Governo: Salvini risponde a Calenda, "incoerente un governo con il Pd"

E a Di Maio replica dopo che ha definito il centrodestra un "danno" per il Paese: "Rispetti il voto degli italiani"

Governo: Salvini risponde a Calenda, "incoerente un governo con il Pd"

La Lega aspetta "rispettosa" la riflessione del capo dello Stato sul governo. Matteo Salvini, da San Giuliano di Puglia dove ha visitato il monumento alla memoria della scuola 'Jovine' crollata nel terremoto del 2002, rimarca che il partito è "pronto per guidare l'esecutivo.

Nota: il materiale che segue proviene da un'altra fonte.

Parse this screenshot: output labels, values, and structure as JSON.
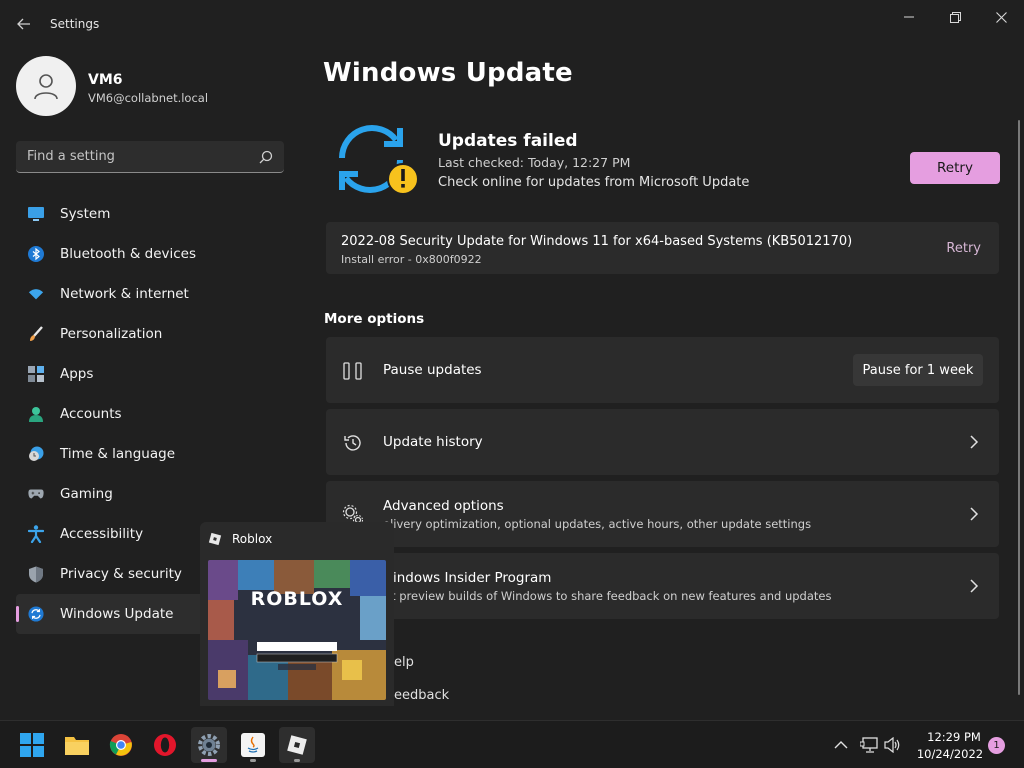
{
  "window": {
    "title": "Settings"
  },
  "user": {
    "name": "VM6",
    "email": "VM6@collabnet.local"
  },
  "search": {
    "placeholder": "Find a setting"
  },
  "sidebar": {
    "items": [
      {
        "label": "System",
        "icon": "monitor-icon"
      },
      {
        "label": "Bluetooth & devices",
        "icon": "bluetooth-icon"
      },
      {
        "label": "Network & internet",
        "icon": "wifi-icon"
      },
      {
        "label": "Personalization",
        "icon": "brush-icon"
      },
      {
        "label": "Apps",
        "icon": "apps-icon"
      },
      {
        "label": "Accounts",
        "icon": "person-icon"
      },
      {
        "label": "Time & language",
        "icon": "clock-globe-icon"
      },
      {
        "label": "Gaming",
        "icon": "gamepad-icon"
      },
      {
        "label": "Accessibility",
        "icon": "accessibility-icon"
      },
      {
        "label": "Privacy & security",
        "icon": "shield-icon"
      },
      {
        "label": "Windows Update",
        "icon": "sync-icon",
        "active": true
      }
    ]
  },
  "main": {
    "title": "Windows Update",
    "status": {
      "title": "Updates failed",
      "last_checked": "Last checked: Today, 12:27 PM",
      "link": "Check online for updates from Microsoft Update",
      "retry_label": "Retry"
    },
    "update": {
      "name": "2022-08 Security Update for Windows 11 for x64-based Systems (KB5012170)",
      "error": "Install error - 0x800f0922",
      "retry_label": "Retry"
    },
    "more_options_heading": "More options",
    "options": {
      "pause": {
        "title": "Pause updates",
        "button": "Pause for 1 week"
      },
      "history": {
        "title": "Update history"
      },
      "advanced": {
        "title": "Advanced options",
        "desc": "elivery optimization, optional updates, active hours, other update settings"
      },
      "insider": {
        "title": "Vindows Insider Program",
        "desc": "et preview builds of Windows to share feedback on new features and updates"
      }
    },
    "help": {
      "get_help": "elp",
      "feedback": "eedback"
    }
  },
  "preview": {
    "title": "Roblox",
    "logo_text": "ROBLOX"
  },
  "taskbar": {
    "time": "12:29 PM",
    "date": "10/24/2022",
    "notification_count": "1"
  },
  "colors": {
    "accent": "#e59ee0",
    "background": "#202020",
    "card": "#2b2b2b"
  }
}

 "Se tutti fossero come noi - ha spiegato - il governo sarebbe in piedi già da alcune settimane, invece, quasi da tutte le parti, bisticci, veti, polemiche, esclusioni, preclusioni, cose che noi non facciamo. L'unico no che io dico, per serietà e rispetto degli elettori è qualunque governo con il Partito Democratico. Dal livello locale a quello nazionale vogliamo fare l'esatto contrario di quello che hanno fatto loro. Sarebbe quanto meno incoerente andarci a governare insieme".

Sull'idea del ministro Carlo Calenda su un esecutivo "di tutti", Salvini risponde: "Mammamia! E per andare a fare cosa? Cambiare la legge Fornero con chi l'ha difesa, per espellere i clandestini con chi li ha fatti entrare? No, grazie!. O governo per fare quello che voglio fare, oppure facciano altri".

Il leader della Lega chiede inoltre al M5s di "rispettare il voto degli italiani. "Il centrodestra - osserva Salvini commentando le dichiarazioni di Di Maio - è un 'danno' che gli elettori hanno premiato come prima colazione. Se in democrazia il voto vale qualcosa, io rispetto il voto degli altri, come dico che non ci sono elettori ed eletti pericolosi. Così anche gli altri devono avere rispetto".